Two more dissimilar stories it would be hard to even devise, but you won’t be chewing popcorn listening to Tim Foley’s tale of serious psychological horror.

You’ll be too busy biting your nails.

There’s a whole different atmosphere here, as Foley takes the Third Doctor and Sarah-Jane (again played by the daughter of the original actress, in this case Sadie Miller) to an artistic retreat with several serious differences. A platform on a giant lethal ocean, occupied solely by women artists, presided over by Marta Malvani, a seemingly past-her-prime artist, who now mostly guides the works of others. In a mark of staggeringly ironic casting, Marta Malvani is played by Wendy Craig, an actress of legendary status and power, whose prime is not only here and now, but has been enduring in one form and another for decades. You could more or less stop reading once you know Wendy Craig is in The Gulf and be assured of its quality.

But there’s so much more to say. This thing is creeeeepy. Rivulets down the wall, water-monsters talking you to death, old secrets rising to the surface, complex relationship drama creeeeeepy.

Tim Foley always has a dab hand with his scripts of getting you to buy into the character-chemistry, but this is a story so immersive, so multi-faceted, you may need a good brisk walk in the sunshine once you’re done with it, just to restore your equilibrium. That’s only right for a story where the villain seems to ooze into you from the walls, from the air, from the drinking water, and from every conversation you have.

Imagine a situation where the air you breathe became both insidious and aggressive, wanting to trip you into one reaction. One obvious reaction, and then you die. Don’t blink. Don’t move. Don’t breathe…

This is a story very much in a 21st century vein, but starring the Third Doctor and Sarah. It’s very distinctly an evolution of the kind of story that could have – and would have – been told on TV during their era, but the character chemistry between the two of them remains true to that Seventies model.
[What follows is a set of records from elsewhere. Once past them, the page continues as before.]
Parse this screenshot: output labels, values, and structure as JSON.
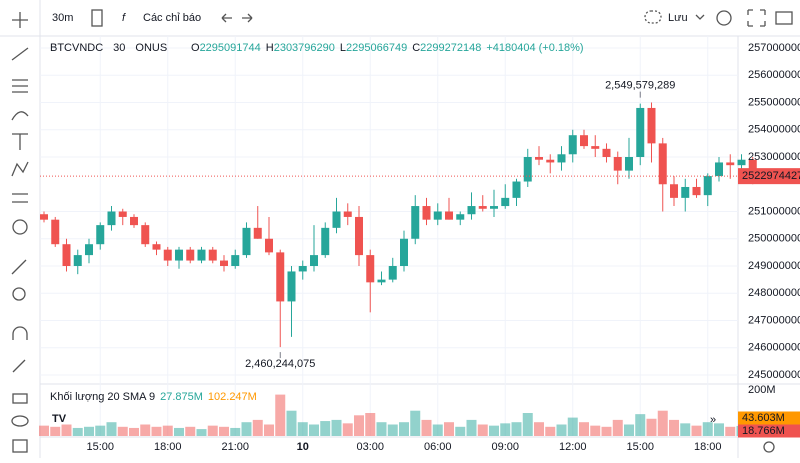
{
  "toolbar": {
    "interval": "30m",
    "indicators": "Các chỉ báo",
    "save": "Lưu"
  },
  "legend": {
    "symbol": "BTCVNDC",
    "interval": "30",
    "exchange": "ONUS",
    "open_label": "O",
    "open": "2295091744",
    "high_label": "H",
    "high": "2303796290",
    "low_label": "L",
    "low": "2295066749",
    "close_label": "C",
    "close": "2299272148",
    "change": "+4180404 (+0.18%)"
  },
  "volume_legend": {
    "name": "Khối lượng 20 SMA 9",
    "value": "27.875M",
    "sma": "102.247M"
  },
  "chart_data": {
    "type": "candlestick",
    "categories": [
      null,
      null,
      null,
      null,
      null,
      "15:00",
      null,
      null,
      null,
      null,
      null,
      "18:00",
      null,
      null,
      null,
      null,
      null,
      "21:00",
      null,
      null,
      null,
      null,
      null,
      "10",
      null,
      null,
      null,
      null,
      null,
      "03:00",
      null,
      null,
      null,
      null,
      null,
      "06:00",
      null,
      null,
      null,
      null,
      null,
      "09:00",
      null,
      null,
      null,
      null,
      null,
      "12:00",
      null,
      null,
      null,
      null,
      null,
      "15:00",
      null,
      null,
      null,
      null,
      null,
      "18:00",
      null,
      null,
      null,
      null
    ],
    "open": [
      2509000000,
      2507000000,
      2498000000,
      2490000000,
      2494000000,
      2498000000,
      2505000000,
      2510000000,
      2508000000,
      2505000000,
      2498000000,
      2496000000,
      2492000000,
      2496000000,
      2492000000,
      2496000000,
      2492000000,
      2490000000,
      2494000000,
      2504000000,
      2500000000,
      2495000000,
      2477000000,
      2488000000,
      2490000000,
      2494000000,
      2504000000,
      2510000000,
      2508000000,
      2494000000,
      2484000000,
      2485000000,
      2490000000,
      2500000000,
      2512000000,
      2507000000,
      2510000000,
      2507000000,
      2509000000,
      2512000000,
      2511000000,
      2512000000,
      2515000000,
      2521000000,
      2530000000,
      2529000000,
      2528000000,
      2531000000,
      2538000000,
      2534000000,
      2533000000,
      2530000000,
      2525000000,
      2530000000,
      2548000000,
      2535000000,
      2520000000,
      2515000000,
      2519000000,
      2516000000,
      2523000000,
      2528000000,
      2527000000,
      2529000000
    ],
    "high": [
      2510000000,
      2508000000,
      2500000000,
      2496000000,
      2500000000,
      2506000000,
      2512000000,
      2511000000,
      2509000000,
      2506000000,
      2499000000,
      2497000000,
      2497000000,
      2497000000,
      2497000000,
      2497000000,
      2494000000,
      2496000000,
      2506000000,
      2512000000,
      2508000000,
      2496000000,
      2490000000,
      2492000000,
      2505000000,
      2506000000,
      2515000000,
      2513000000,
      2512000000,
      2496000000,
      2488000000,
      2493000000,
      2503000000,
      2516000000,
      2515000000,
      2513000000,
      2515000000,
      2510000000,
      2517000000,
      2516000000,
      2518000000,
      2520000000,
      2522000000,
      2533000000,
      2534000000,
      2531000000,
      2534000000,
      2540000000,
      2540000000,
      2538000000,
      2535000000,
      2532000000,
      2537000000,
      2549579289,
      2550000000,
      2537000000,
      2523000000,
      2522000000,
      2522000000,
      2524000000,
      2530000000,
      2531000000,
      2531000000,
      2530000000
    ],
    "low": [
      2506000000,
      2497000000,
      2488000000,
      2487000000,
      2491000000,
      2496000000,
      2503000000,
      2505000000,
      2504000000,
      2497000000,
      2494000000,
      2490000000,
      2489000000,
      2491000000,
      2491000000,
      2491000000,
      2488000000,
      2489000000,
      2493000000,
      2500000000,
      2494000000,
      2460244075,
      2464000000,
      2485000000,
      2488000000,
      2493000000,
      2502000000,
      2505000000,
      2490000000,
      2473000000,
      2483000000,
      2484000000,
      2488000000,
      2498000000,
      2505000000,
      2505000000,
      2507000000,
      2505000000,
      2507000000,
      2510000000,
      2508000000,
      2511000000,
      2512000000,
      2519000000,
      2527000000,
      2524000000,
      2525000000,
      2528000000,
      2533000000,
      2530000000,
      2528000000,
      2520000000,
      2522000000,
      2527000000,
      2528000000,
      2510000000,
      2512000000,
      2510000000,
      2515000000,
      2512000000,
      2521000000,
      2522000000,
      2521000000,
      2520000000
    ],
    "close": [
      2507000000,
      2498000000,
      2490000000,
      2494000000,
      2498000000,
      2505000000,
      2510000000,
      2508000000,
      2505000000,
      2498000000,
      2496000000,
      2492000000,
      2496000000,
      2492000000,
      2496000000,
      2492000000,
      2490000000,
      2494000000,
      2504000000,
      2500000000,
      2495000000,
      2477000000,
      2488000000,
      2490000000,
      2494000000,
      2504000000,
      2510000000,
      2508000000,
      2494000000,
      2484000000,
      2485000000,
      2490000000,
      2500000000,
      2512000000,
      2507000000,
      2510000000,
      2507000000,
      2509000000,
      2512000000,
      2511000000,
      2512000000,
      2515000000,
      2521000000,
      2530000000,
      2529000000,
      2528000000,
      2531000000,
      2538000000,
      2534000000,
      2533000000,
      2530000000,
      2525000000,
      2530000000,
      2548000000,
      2535000000,
      2520000000,
      2515000000,
      2519000000,
      2516000000,
      2523000000,
      2528000000,
      2527000000,
      2529000000,
      2522974427
    ],
    "volume": [
      45000000,
      40000000,
      50000000,
      35000000,
      40000000,
      45000000,
      60000000,
      40000000,
      35000000,
      50000000,
      40000000,
      45000000,
      35000000,
      40000000,
      30000000,
      45000000,
      40000000,
      35000000,
      60000000,
      70000000,
      50000000,
      180000000,
      110000000,
      60000000,
      50000000,
      65000000,
      70000000,
      55000000,
      90000000,
      100000000,
      60000000,
      50000000,
      60000000,
      110000000,
      70000000,
      50000000,
      60000000,
      40000000,
      70000000,
      50000000,
      45000000,
      55000000,
      60000000,
      100000000,
      60000000,
      40000000,
      50000000,
      80000000,
      60000000,
      45000000,
      40000000,
      70000000,
      50000000,
      95000000,
      75000000,
      110000000,
      70000000,
      55000000,
      45000000,
      60000000,
      55000000,
      40000000,
      43603000,
      18766000
    ],
    "up_color": "#26a69a",
    "down_color": "#ef5350",
    "ylim": [
      2450000000,
      2570000000
    ],
    "yticks": [
      2450000000,
      2460000000,
      2470000000,
      2480000000,
      2490000000,
      2500000000,
      2510000000,
      2530000000,
      2540000000,
      2550000000,
      2560000000,
      2570000000
    ],
    "vlim": [
      0,
      200000000
    ],
    "vticks": [
      {
        "value": 200000000,
        "label": "200M"
      }
    ],
    "last_price": 2522974427,
    "last_volume": {
      "value": 43603000,
      "label": "43.603M"
    },
    "last_volume_down": {
      "value": 18766000,
      "label": "18.766M"
    },
    "annotations": [
      {
        "value": 2549579289,
        "label": "2,549,579,289"
      },
      {
        "value": 2460244075,
        "label": "2,460,244,075"
      }
    ]
  }
}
It would be utter folly to try and explain all the backstory of The Gulf to you – and besides, it would ruin the experience for you. But in the foreground suffice it to say that one of the young artists on the platform falls into the deadly sea, and is missing, presumed about as dead as you can imagine.

And then she comes back.

The creepy suspicions that begin to drip into every conversation are what powers The Gulf along, and when the truth is finally revealed, it’s so very worth the wait. As with Daisy Ashford’s Liz Shaw in The Unzal Incursion, there’s at least one scene in The Gulf which is pure Sarah-Jane, of the kind you’d have paid good handfuls of salary to have seen on screen. Slightly weirdly, they’re both scenes of companion-torture. But where Liz is tortured physically, and you hear her magnificent resistance, Sarah-Jane gets the psychological treatment, and it reveals something about the relationship between our favourite journalist and her ever-absent Aunt Lavinia that will help put them both in a brand new light.
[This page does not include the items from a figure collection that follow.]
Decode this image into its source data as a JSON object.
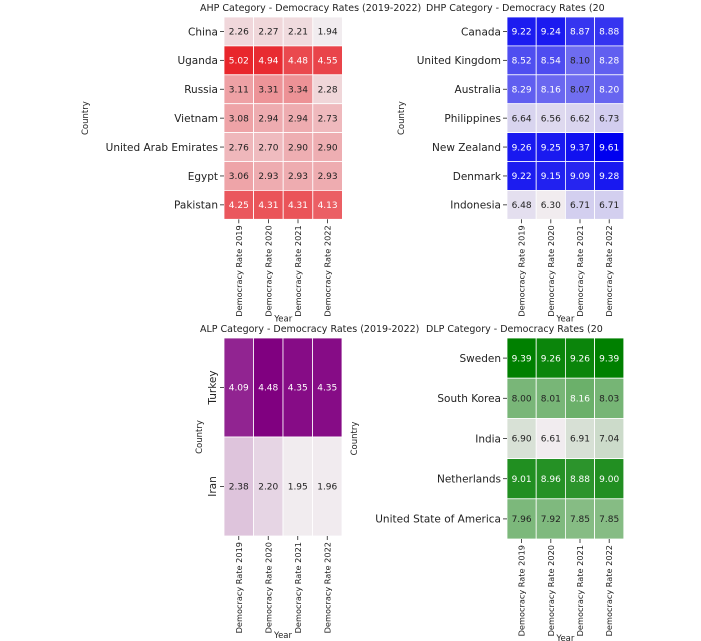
{
  "chart_data": [
    {
      "type": "heatmap",
      "title": "AHP Category - Democracy Rates (2019-2022)",
      "xlabel": "Year",
      "ylabel": "Country",
      "color": "#e8262c",
      "vmin": 1.94,
      "vmax": 5.02,
      "columns": [
        "Democracy Rate 2019",
        "Democracy Rate 2020",
        "Democracy Rate 2021",
        "Democracy Rate 2022"
      ],
      "rows": [
        "China",
        "Uganda",
        "Russia",
        "Vietnam",
        "United Arab Emirates",
        "Egypt",
        "Pakistan"
      ],
      "values": [
        [
          2.26,
          2.27,
          2.21,
          1.94
        ],
        [
          5.02,
          4.94,
          4.48,
          4.55
        ],
        [
          3.11,
          3.31,
          3.34,
          2.28
        ],
        [
          3.08,
          2.94,
          2.94,
          2.73
        ],
        [
          2.76,
          2.7,
          2.9,
          2.9
        ],
        [
          3.06,
          2.93,
          2.93,
          2.93
        ],
        [
          4.25,
          4.31,
          4.31,
          4.13
        ]
      ],
      "value_labels": [
        [
          "2.26",
          "2.27",
          "2.21",
          "1.94"
        ],
        [
          "5.02",
          "4.94",
          "4.48",
          "4.55"
        ],
        [
          "3.11",
          "3.31",
          "3.34",
          "2.28"
        ],
        [
          "3.08",
          "2.94",
          "2.94",
          "2.73"
        ],
        [
          "2.76",
          "2.70",
          "2.90",
          "2.90"
        ],
        [
          "3.06",
          "2.93",
          "2.93",
          "2.93"
        ],
        [
          "4.25",
          "4.31",
          "4.31",
          "4.13"
        ]
      ]
    },
    {
      "type": "heatmap",
      "title": "DHP Category - Democracy Rates (20",
      "xlabel": "Year",
      "ylabel": "Country",
      "color": "#0000f0",
      "vmin": 6.3,
      "vmax": 9.61,
      "columns": [
        "Democracy Rate 2019",
        "Democracy Rate 2020",
        "Democracy Rate 2021",
        "Democracy Rate 2022"
      ],
      "rows": [
        "Canada",
        "United Kingdom",
        "Australia",
        "Philippines",
        "New Zealand",
        "Denmark",
        "Indonesia"
      ],
      "values": [
        [
          9.22,
          9.24,
          8.87,
          8.88
        ],
        [
          8.52,
          8.54,
          8.1,
          8.28
        ],
        [
          8.29,
          8.16,
          8.07,
          8.2
        ],
        [
          6.64,
          6.56,
          6.62,
          6.73
        ],
        [
          9.26,
          9.25,
          9.37,
          9.61
        ],
        [
          9.22,
          9.15,
          9.09,
          9.28
        ],
        [
          6.48,
          6.3,
          6.71,
          6.71
        ]
      ],
      "value_labels": [
        [
          "9.22",
          "9.24",
          "8.87",
          "8.88"
        ],
        [
          "8.52",
          "8.54",
          "8.10",
          "8.28"
        ],
        [
          "8.29",
          "8.16",
          "8.07",
          "8.20"
        ],
        [
          "6.64",
          "6.56",
          "6.62",
          "6.73"
        ],
        [
          "9.26",
          "9.25",
          "9.37",
          "9.61"
        ],
        [
          "9.22",
          "9.15",
          "9.09",
          "9.28"
        ],
        [
          "6.48",
          "6.30",
          "6.71",
          "6.71"
        ]
      ]
    },
    {
      "type": "heatmap",
      "title": "ALP Category - Democracy Rates (2019-2022)",
      "xlabel": "Year",
      "ylabel": "Country",
      "color": "#800080",
      "vmin": 1.95,
      "vmax": 4.48,
      "row_label_rotated": true,
      "columns": [
        "Democracy Rate 2019",
        "Democracy Rate 2020",
        "Democracy Rate 2021",
        "Democracy Rate 2022"
      ],
      "rows": [
        "Turkey",
        "Iran"
      ],
      "values": [
        [
          4.09,
          4.48,
          4.35,
          4.35
        ],
        [
          2.38,
          2.2,
          1.95,
          1.96
        ]
      ],
      "value_labels": [
        [
          "4.09",
          "4.48",
          "4.35",
          "4.35"
        ],
        [
          "2.38",
          "2.20",
          "1.95",
          "1.96"
        ]
      ]
    },
    {
      "type": "heatmap",
      "title": "DLP Category - Democracy Rates (20",
      "xlabel": "Year",
      "ylabel": "Country",
      "color": "#008000",
      "vmin": 6.61,
      "vmax": 9.39,
      "columns": [
        "Democracy Rate 2019",
        "Democracy Rate 2020",
        "Democracy Rate 2021",
        "Democracy Rate 2022"
      ],
      "rows": [
        "Sweden",
        "South Korea",
        "India",
        "Netherlands",
        "United State of America"
      ],
      "values": [
        [
          9.39,
          9.26,
          9.26,
          9.39
        ],
        [
          8.0,
          8.01,
          8.16,
          8.03
        ],
        [
          6.9,
          6.61,
          6.91,
          7.04
        ],
        [
          9.01,
          8.96,
          8.88,
          9.0
        ],
        [
          7.96,
          7.92,
          7.85,
          7.85
        ]
      ],
      "value_labels": [
        [
          "9.39",
          "9.26",
          "9.26",
          "9.39"
        ],
        [
          "8.00",
          "8.01",
          "8.16",
          "8.03"
        ],
        [
          "6.90",
          "6.61",
          "6.91",
          "7.04"
        ],
        [
          "9.01",
          "8.96",
          "8.88",
          "9.00"
        ],
        [
          "7.96",
          "7.92",
          "7.85",
          "7.85"
        ]
      ]
    }
  ]
}
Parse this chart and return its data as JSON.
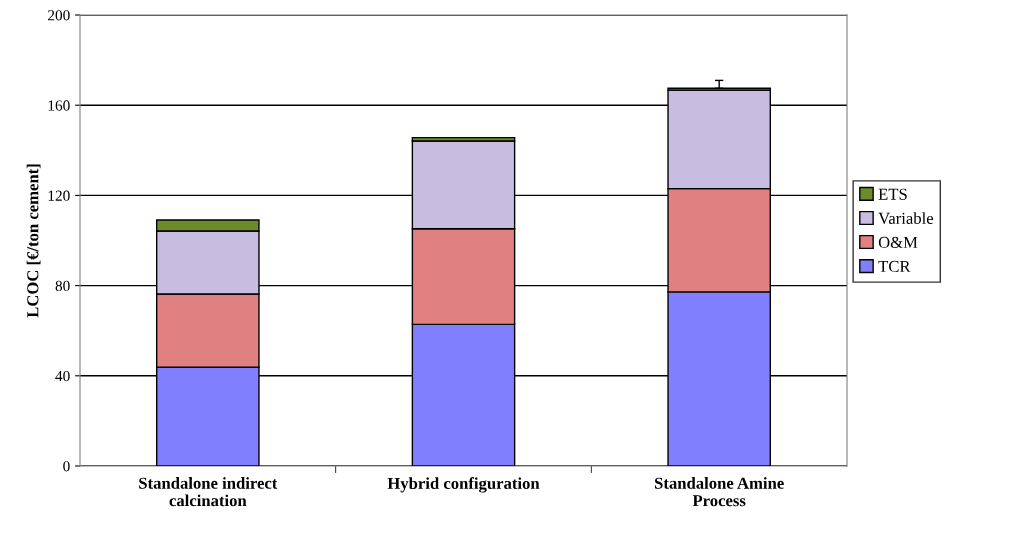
{
  "chart_data": {
    "type": "bar",
    "stacked": true,
    "ylabel": "LCOC [€/ton cement]",
    "categories": [
      "Standalone indirect\ncalcination",
      "Hybrid configuration",
      "Standalone Amine\nProcess"
    ],
    "series": [
      {
        "name": "TCR",
        "color": "#8080ff",
        "values": [
          43.8,
          62.8,
          77.2
        ]
      },
      {
        "name": "O&M",
        "color": "#e08080",
        "values": [
          32.5,
          42.4,
          45.8
        ]
      },
      {
        "name": "Variable",
        "color": "#c8bce0",
        "values": [
          27.9,
          38.9,
          43.7
        ]
      },
      {
        "name": "ETS",
        "color": "#6a8c2a",
        "values": [
          4.9,
          1.5,
          0.8
        ],
        "errors": [
          null,
          null,
          [
            167.5,
            171
          ]
        ]
      }
    ],
    "ylim": [
      0,
      200
    ],
    "yticks": [
      0,
      40,
      80,
      120,
      160,
      200
    ],
    "grid": "y",
    "legend": "right"
  }
}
The Unzal Incursion is full-on early UNIT action adventure that will get your pulse pounding. The Gulf, by way of utter contrast, is a clammy, claustrophobic terrorfest, probably way too dark for TV at the time, but absolutely up there with the likes of The Chimes of Midnight in the sustained atmosphere and chilly finger up the spine stakes.

Both of the stories in this box set could well be thought of as masterpieces in their own right. The cast is spot on, anchored by Tim ‘Flawless’ Treloar, and you’ll come out the other side of this box set believing you’ve just been through a Third Doctor kaleidoscope of moods – and loved every minute of it.